One important aspect of my exploration of free is simple: something always is. Through some strategic scheduling, the hope is that there will always be something free at Exciting Press’ Amazon store. That’s the intention, in fact, and the days when there is nothing free (like today, unfortunately) pretty much come down to my own scheduling errors and the lack of attention I paid to a drop-down menu (sorry about that, but hey, check back tomorrow! Check back every day, in fact, because it should work from here out!). Paulo Coelho recently announced he’s going to sell all his e-books for a mere 99 cents, but I figure, you know, free is less than 99 cents, so that’s good.

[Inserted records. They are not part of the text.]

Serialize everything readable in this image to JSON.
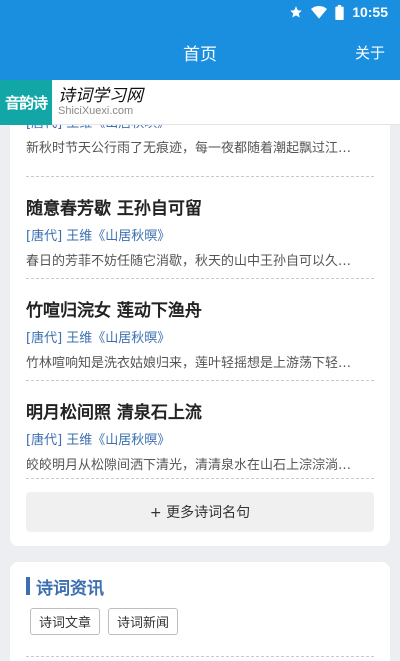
{
  "status_bar": {
    "time": "10:55",
    "icons": [
      "star-icon",
      "wifi-icon",
      "battery-icon"
    ]
  },
  "app_bar": {
    "title": "首页",
    "about_label": "关于"
  },
  "logo": {
    "mark_text": "音韵诗",
    "name": "诗词学习网",
    "domain": "ShiciXuexi.com"
  },
  "quotes": [
    {
      "title": "",
      "source": "[唐代] 王维《山居秋暝》",
      "desc": "新秋时节天公行雨了无痕迹，每一夜都随着潮起飘过江…"
    },
    {
      "title": "随意春芳歇 王孙自可留",
      "source": "[唐代] 王维《山居秋暝》",
      "desc": "春日的芳菲不妨任随它消歇，秋天的山中王孙自可以久…"
    },
    {
      "title": "竹喧归浣女 莲动下渔舟",
      "source": "[唐代] 王维《山居秋暝》",
      "desc": "竹林喧响知是洗衣姑娘归来，莲叶轻摇想是上游荡下轻…"
    },
    {
      "title": "明月松间照 清泉石上流",
      "source": "[唐代] 王维《山居秋暝》",
      "desc": "皎皎明月从松隙间洒下清光，清清泉水在山石上淙淙淌…"
    }
  ],
  "more_button_label": "+ 更多诗词名句",
  "news_section": {
    "title": "诗词资讯",
    "tags": [
      "诗词文章",
      "诗词新闻"
    ]
  },
  "colors": {
    "primary": "#1a8fe0",
    "accent_text": "#3b6fb0",
    "logo_teal": "#12a6a6",
    "background": "#eceef1"
  }
}
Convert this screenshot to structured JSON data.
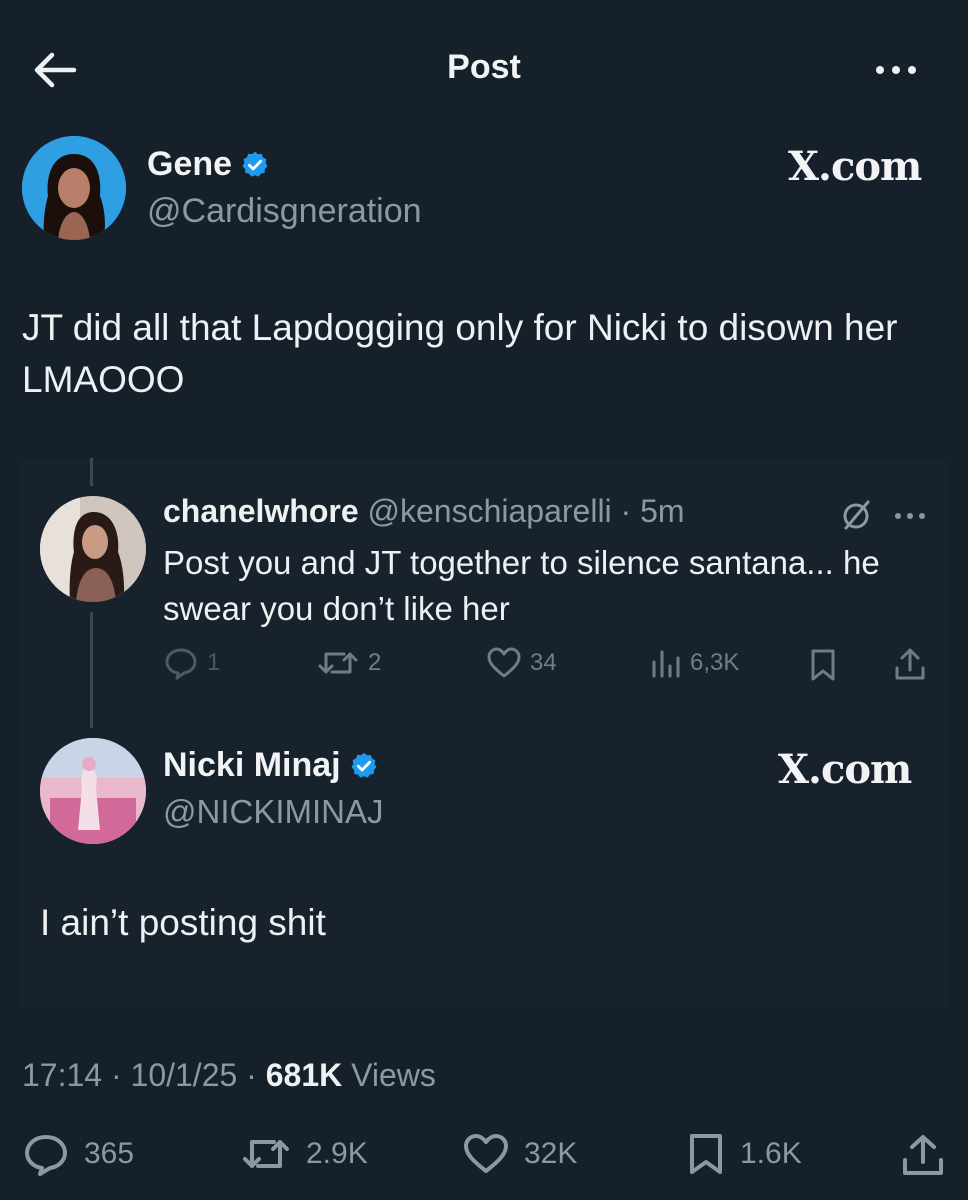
{
  "header": {
    "title": "Post",
    "back_icon": "arrow-left-icon",
    "more_icon": "more-horizontal-icon"
  },
  "post": {
    "author": {
      "name": "Gene",
      "handle": "@Cardisgneration",
      "verified": true
    },
    "watermark": "X.com",
    "text": "JT did all that Lapdogging only for Nicki to disown her LMAOOO",
    "timestamp": "17:14",
    "date": "10/1/25",
    "views_count": "681K",
    "views_label": "Views",
    "actions": {
      "replies": "365",
      "reposts": "2.9K",
      "likes": "32K",
      "bookmarks": "1.6K"
    }
  },
  "quoted": {
    "reply": {
      "name": "chanelwhore",
      "handle": "@kenschiaparelli",
      "separator": " · ",
      "time": "5m",
      "text": "Post you and JT together to silence santana... he swear you don’t like her",
      "actions": {
        "replies": "1",
        "reposts": "2",
        "likes": "34",
        "views": "6,3K"
      }
    },
    "main": {
      "name": "Nicki Minaj",
      "handle": "@NICKIMINAJ",
      "verified": true,
      "watermark": "X.com",
      "text": "I ain’t posting shit"
    }
  },
  "colors": {
    "background": "#16202b",
    "text": "#e7e9ea",
    "muted": "#8b98a5",
    "verified": "#1d9bf0"
  }
}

Given that something is always free, and has been for the past month, I’ve now got a lot of experience, and I can tell you a few things. For example: the free poetry Exciting Press offered to celebrate National Poetry Month didn’t do nearly as well as our short stories and essays and everything else. I think all those nano-collections ended up being downloaded at least 50 times each, but that’s over the course of a week each, and that’s not a big number. Maybe people don’t much like poetry. Maybe a collection of four poems isn’t really all that attractive. I’m not sure, but I know they didn’t do as well as other stuff.
I’m also not sure timing makes much difference. We’re using a couple-days-here, few-days-there strategy, for the most part breaking up those five free days, and as such I’ve picked different days of the week. Some may be quieter or louder than others, but for the most part not by a whole lot.
I’m interested in hearing if other authors have found this, too, and also if anyone else has drawn any conclusions from what works and what doesn’t? Because, of course, if we can figure out what doesn’t work, that gives everyone a much better shot at figuring out what does.